The biggest thing that happens, though, is that the show clings like a mad dog to the one big plotline it still has: whatever the hell is happening with Catherine, Andrew, Thomas Eckhardt (David Warner), and poor little traitor Josie (Joan Chen). It occurred to me only when watching this episode with the knowledge that I could no longer put off finally talking about it (ever since Catherine gave up the Tojamura disguise, the whole thing has bored me silly), that despite having now watched my way through the entire series four times, I actually have no clue what's going on here. I mean, I do on the micro-level: Catherine  and Andrew are forcing Josie to confront the treacherous Eckhardt, hoping that she'll kill him, but not really caring as long as one of them ends up dead, and Pete is uncharacteristically okay with this (possibly because he's off being a chess genius, a plot development from last time that should be more charming than it is, though Nance is still one of the most captivating figures on the show). But why? Why did Eckhardt come to Twin Peaks, why did Josie come back to Twin Peaks, why isn't Andrew dead, and why did the show act like it was a shocking reveal that he wasn't, when we've had no reason to care about him.

Regardless of all those whys, it turns into a pretty damn solid, if by no means exceptional or revelatory, hour for Josie's character.

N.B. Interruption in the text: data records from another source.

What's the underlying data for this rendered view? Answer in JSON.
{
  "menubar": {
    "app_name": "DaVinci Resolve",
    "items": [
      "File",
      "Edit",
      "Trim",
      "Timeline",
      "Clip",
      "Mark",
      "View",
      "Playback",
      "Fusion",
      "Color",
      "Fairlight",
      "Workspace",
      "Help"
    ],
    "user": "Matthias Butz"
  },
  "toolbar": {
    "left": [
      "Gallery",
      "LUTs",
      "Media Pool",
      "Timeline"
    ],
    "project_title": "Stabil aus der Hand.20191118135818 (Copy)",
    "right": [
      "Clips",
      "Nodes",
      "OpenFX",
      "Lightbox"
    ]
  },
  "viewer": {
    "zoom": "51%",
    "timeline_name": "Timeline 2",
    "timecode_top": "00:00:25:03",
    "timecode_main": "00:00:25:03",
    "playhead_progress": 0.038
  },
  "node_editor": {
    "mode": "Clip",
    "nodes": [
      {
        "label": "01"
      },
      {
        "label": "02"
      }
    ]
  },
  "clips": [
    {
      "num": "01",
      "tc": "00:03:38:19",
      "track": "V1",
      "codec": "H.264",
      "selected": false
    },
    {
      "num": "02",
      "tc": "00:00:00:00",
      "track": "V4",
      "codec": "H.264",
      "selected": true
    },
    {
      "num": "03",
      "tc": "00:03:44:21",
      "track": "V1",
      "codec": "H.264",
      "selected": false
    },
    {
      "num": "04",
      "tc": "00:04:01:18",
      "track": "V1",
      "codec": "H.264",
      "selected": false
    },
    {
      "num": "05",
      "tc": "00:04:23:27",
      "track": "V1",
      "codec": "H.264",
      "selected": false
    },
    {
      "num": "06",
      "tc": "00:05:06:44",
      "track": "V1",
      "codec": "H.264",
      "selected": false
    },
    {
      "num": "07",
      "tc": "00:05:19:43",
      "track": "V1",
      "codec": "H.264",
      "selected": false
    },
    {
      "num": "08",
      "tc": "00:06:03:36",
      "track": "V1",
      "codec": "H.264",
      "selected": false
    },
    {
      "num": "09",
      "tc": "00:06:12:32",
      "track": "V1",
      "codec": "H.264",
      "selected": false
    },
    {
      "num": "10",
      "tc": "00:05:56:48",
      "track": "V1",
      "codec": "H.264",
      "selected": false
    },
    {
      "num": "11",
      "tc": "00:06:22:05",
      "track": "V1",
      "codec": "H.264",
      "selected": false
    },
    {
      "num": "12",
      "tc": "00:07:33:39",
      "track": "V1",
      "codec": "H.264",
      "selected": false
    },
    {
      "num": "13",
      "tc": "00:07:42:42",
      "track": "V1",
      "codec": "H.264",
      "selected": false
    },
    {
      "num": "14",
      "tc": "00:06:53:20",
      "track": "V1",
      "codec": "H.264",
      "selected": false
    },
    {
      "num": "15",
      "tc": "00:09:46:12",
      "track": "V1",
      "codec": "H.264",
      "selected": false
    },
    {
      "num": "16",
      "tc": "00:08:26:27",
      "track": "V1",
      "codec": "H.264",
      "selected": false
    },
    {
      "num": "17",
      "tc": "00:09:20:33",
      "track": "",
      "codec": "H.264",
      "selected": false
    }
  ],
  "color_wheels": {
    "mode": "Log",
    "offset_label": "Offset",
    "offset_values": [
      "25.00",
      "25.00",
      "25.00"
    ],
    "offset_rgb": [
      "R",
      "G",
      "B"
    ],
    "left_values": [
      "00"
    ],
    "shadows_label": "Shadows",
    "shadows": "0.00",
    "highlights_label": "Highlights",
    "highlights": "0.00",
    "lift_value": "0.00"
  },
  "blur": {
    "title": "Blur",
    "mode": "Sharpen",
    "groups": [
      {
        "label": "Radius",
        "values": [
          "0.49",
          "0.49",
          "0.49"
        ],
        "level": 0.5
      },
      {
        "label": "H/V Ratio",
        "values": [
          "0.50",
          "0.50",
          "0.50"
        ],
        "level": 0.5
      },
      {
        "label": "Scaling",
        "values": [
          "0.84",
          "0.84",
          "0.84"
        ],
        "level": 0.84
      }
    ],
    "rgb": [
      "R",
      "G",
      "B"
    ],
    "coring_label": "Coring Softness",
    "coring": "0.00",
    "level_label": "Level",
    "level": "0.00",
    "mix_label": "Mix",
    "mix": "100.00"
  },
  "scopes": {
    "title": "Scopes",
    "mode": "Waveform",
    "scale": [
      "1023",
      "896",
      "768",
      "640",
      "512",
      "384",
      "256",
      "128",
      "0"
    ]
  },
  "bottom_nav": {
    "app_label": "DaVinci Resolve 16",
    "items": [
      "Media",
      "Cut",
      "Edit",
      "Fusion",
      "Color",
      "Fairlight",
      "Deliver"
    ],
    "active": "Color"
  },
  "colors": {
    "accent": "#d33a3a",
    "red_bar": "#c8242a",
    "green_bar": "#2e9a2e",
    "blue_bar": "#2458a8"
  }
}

Of all the main title leads of Twin Peaks, she's the one who has remained the most stubbornly opaque ever since she was the first human we saw in the pilot (a shot Glatter re-stages with care to make it more about Josie's barely-hidden terror rather than her mystery). And now this episode - Chen's last - I have to wonder why we couldn't have gotten any of this sooner. Writer Tricia Brock (whose only other credit was for Episode 17, the last one before the sucking started - how's that for symmetry) gives her material that's fairly straightforward noir material: the guilty woman turned into a sympathetic victim, the mortal terror of a figure who always stayed one step ahead of dangerous people now finding that she just ran in a big circle right back to them. But it works, and Chen's performance carries real emotional weight for the first time in the whole show.

It's mostly for that reason that I'm inclined to pass gently over the final scene. It's weird, for sure. The idea for it came directly from Lynch, returning in some more director administrative capacity to the show he'd left to dangle, and it's clear from the way she executes things that Glatter didn't really understand what Lynch had in mind. It seems simple enough in retrospect: the emissaries of the Black Lodge coming along to taunt Cooper by flinging another dead woman at his feet, and we learn for the first time, concretely, that the trees of Twin Peaks, and the wood hewn from them, act a prison for lost souls (which is no new idea for the series: the Log Lady's log has been around since the start after all, and we've been hearing the name of Ben's "Ghostwood" development for a good long time as well). Basically, I think "Josie becomes a drawer knob" makes sense if you take in the show's mythology that we don't have any context for yet. And if you don't have that context, it becomes the damned goofy thing we get here, goofy for reasons far beyond the 1991 TV-quality CGI. But the more the show leans into its mysticism and mythology, the happier it makes me, and since this is the scene where that really sets in as a major plot strand that never lets up, I look more fondly on this material than it strictly deserves. Plus, as the culmination of the one good Josie episode in the show's run, her terror and panic in this scene - and the beautiful way that Glatter stages Eckhardt's death, to reveal Josie curled up with a gun behind his body - are enough to sell me. The moodiness and atmosphere of vintage first-season Twin Peaks aren't back, but the show is obviously thinking of them for the first time since Episode 16, and frankly, that's enough for me to feel like things are back on track, even if they're not technically rolling just yet.

Oh, and James (James Marshall) is gone and he's not coming back. And isn't that a good feeling?